Random thoughts of a 41-year-old father of three (presently aged 6, 9, and 11)
- Tell your kids you love them with words. They still need to hear it.
- Walk close to your kids that want to walk close, and let your kids that want to walk ahead do so. Parenting is a simultaneous combination of closeness and looseness.
- Always point out what your kids are doing right on the sports field, in school, or at home. Positive affirmation will help them grow more than negative correction.
- Correct their character when it needs correction. This sounds contrary to number three, but it isn’t. Character is much deeper than “form” or “performance.”

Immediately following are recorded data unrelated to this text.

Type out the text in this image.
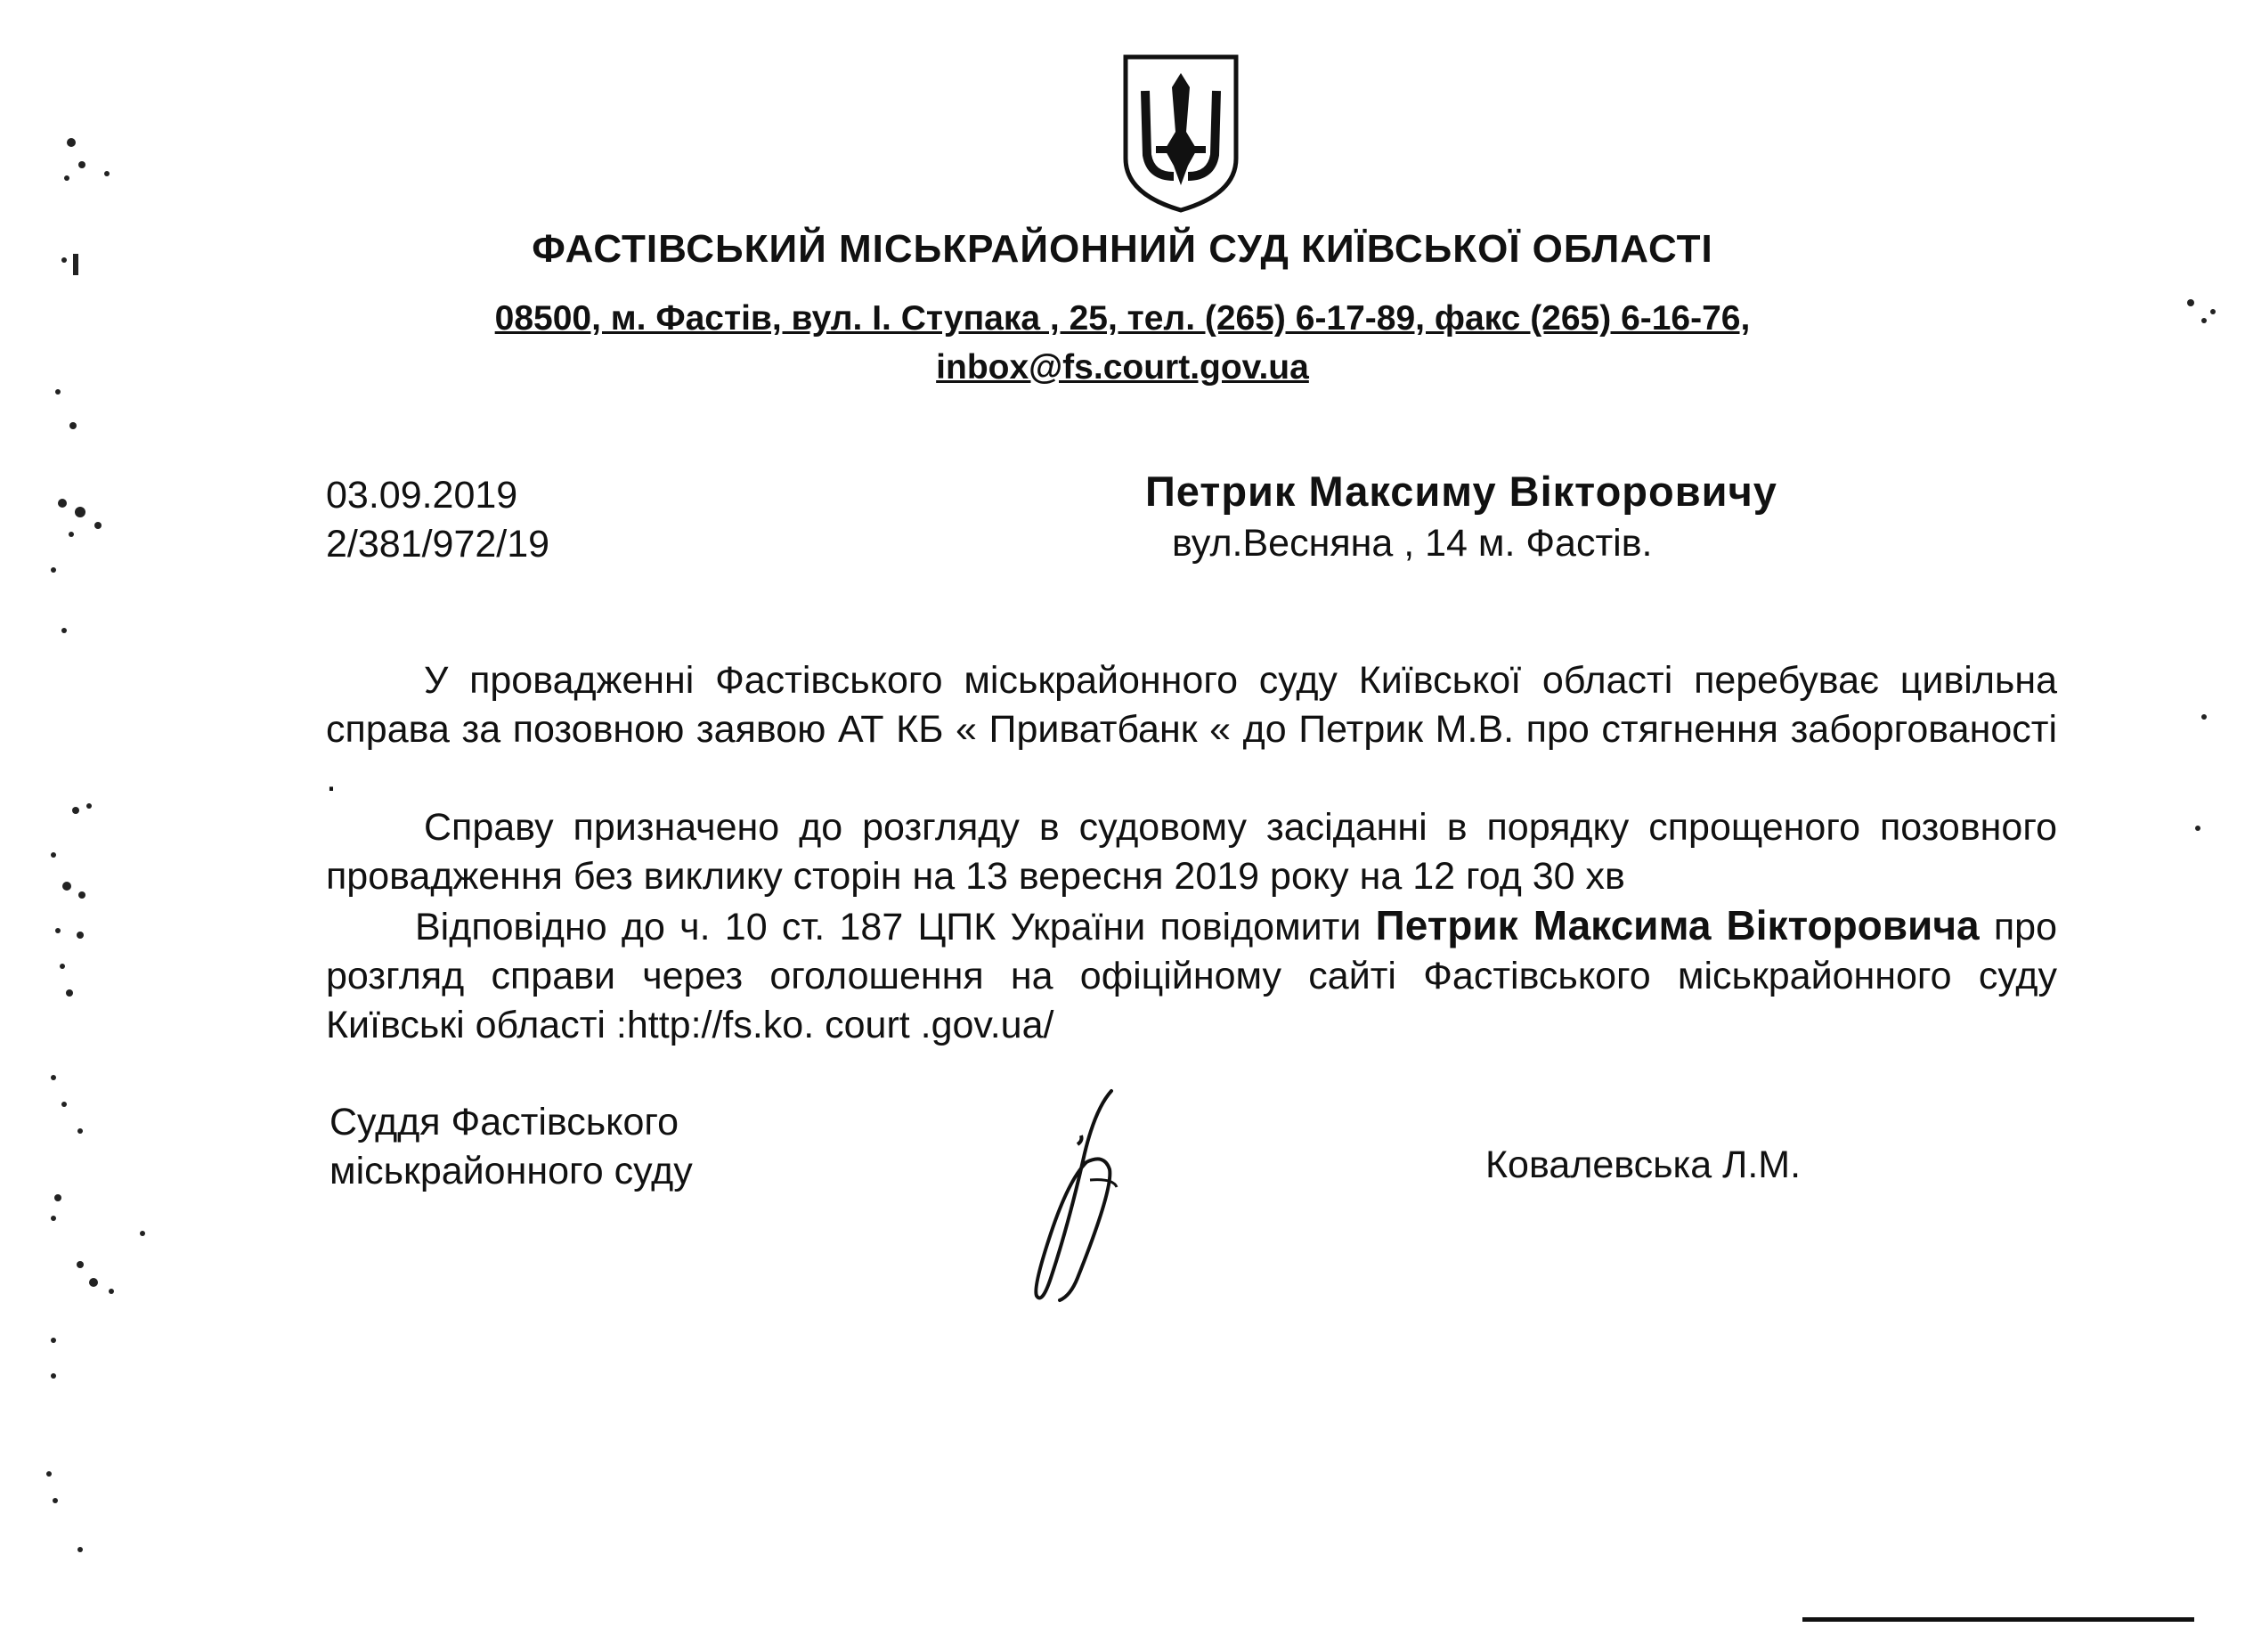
ФАСТІВСЬКИЙ МІСЬКРАЙОННИЙ СУД КИЇВСЬКОЇ ОБЛАСТІ
08500, м. Фастів, вул. І. Ступака , 25, тел. (265) 6-17-89, факс (265) 6-16-76,
inbox@fs.court.gov.ua
03.09.2019
2/381/972/19
Петрик Максиму Вікторовичу
вул.Весняна , 14 м. Фастів.

У провадженні Фастівського міськрайонного суду Київської області перебуває цивільна справа за позовною заявою АТ КБ « Приватбанк « до Петрик М.В. про стягнення заборгованості .

Справу призначено до розгляду в судовому засіданні в порядку спрощеного позовного провадження без виклику сторін на 13 вересня 2019 року на 12 год 30 хв

Відповідно до ч. 10 ст. 187 ЦПК України повідомити Петрик Максима Вікторовича про розгляд справи через оголошення на офіційному сайті Фастівського міськрайонного суду Київські області :http://fs.ko. court .gov.ua/

Суддя Фастівського
міськрайонного суду	Ковалевська Л.М.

- Loving their mom wholeheartedly may be the best way to serve your children.
- Hug your kids before bed every night.
- Explain the “why” behind the decisions you make. Help them to understand the decision-making process so they can use it themselves.
- Loosen the reins as they get older. Remind them that the reins are only loosened with trust but lead them in the transition from “rule-based obedience” to “personal discipline.”
- Cast a vision of what being an adult looks like — things like taking responsibility, leading yourself, and effectively managing money, among MANY other things we’ve talked about this year.
- Model the joy of learning. Talk about what you are reading, listening to, and learning.
- Model the positive use of technology. Put your phone away during a one-on-one conversation, or explain why you are answering an email at a professional sports event. Obviously, the goal is not to be. But modeling how — and more importantly, why this is OCCASIONALLY (emphasis intended) necessary is essential as they prepare for a technology-dominated future.
- Demonstrate what a Sabbath looks like. The world is non-stop, so explain why and even how you rest.
- Humanize people in the news through the lens of grace. Try to explain opposing viewpoints in a way that gives them the proper respect. This is counter-cultural and Biblical.
- Try to make your kids laugh from time to time. I occasionally achieve this by talking in a funny voice (I do impersonations if I’m in the right mood!), gently poking fun at them, and talking trash when I dominate them in basement basketball.
- Tell them you love them with words. They still need to hear it. Yes, I am repeating number one, but this is the most important thing. So do it twice.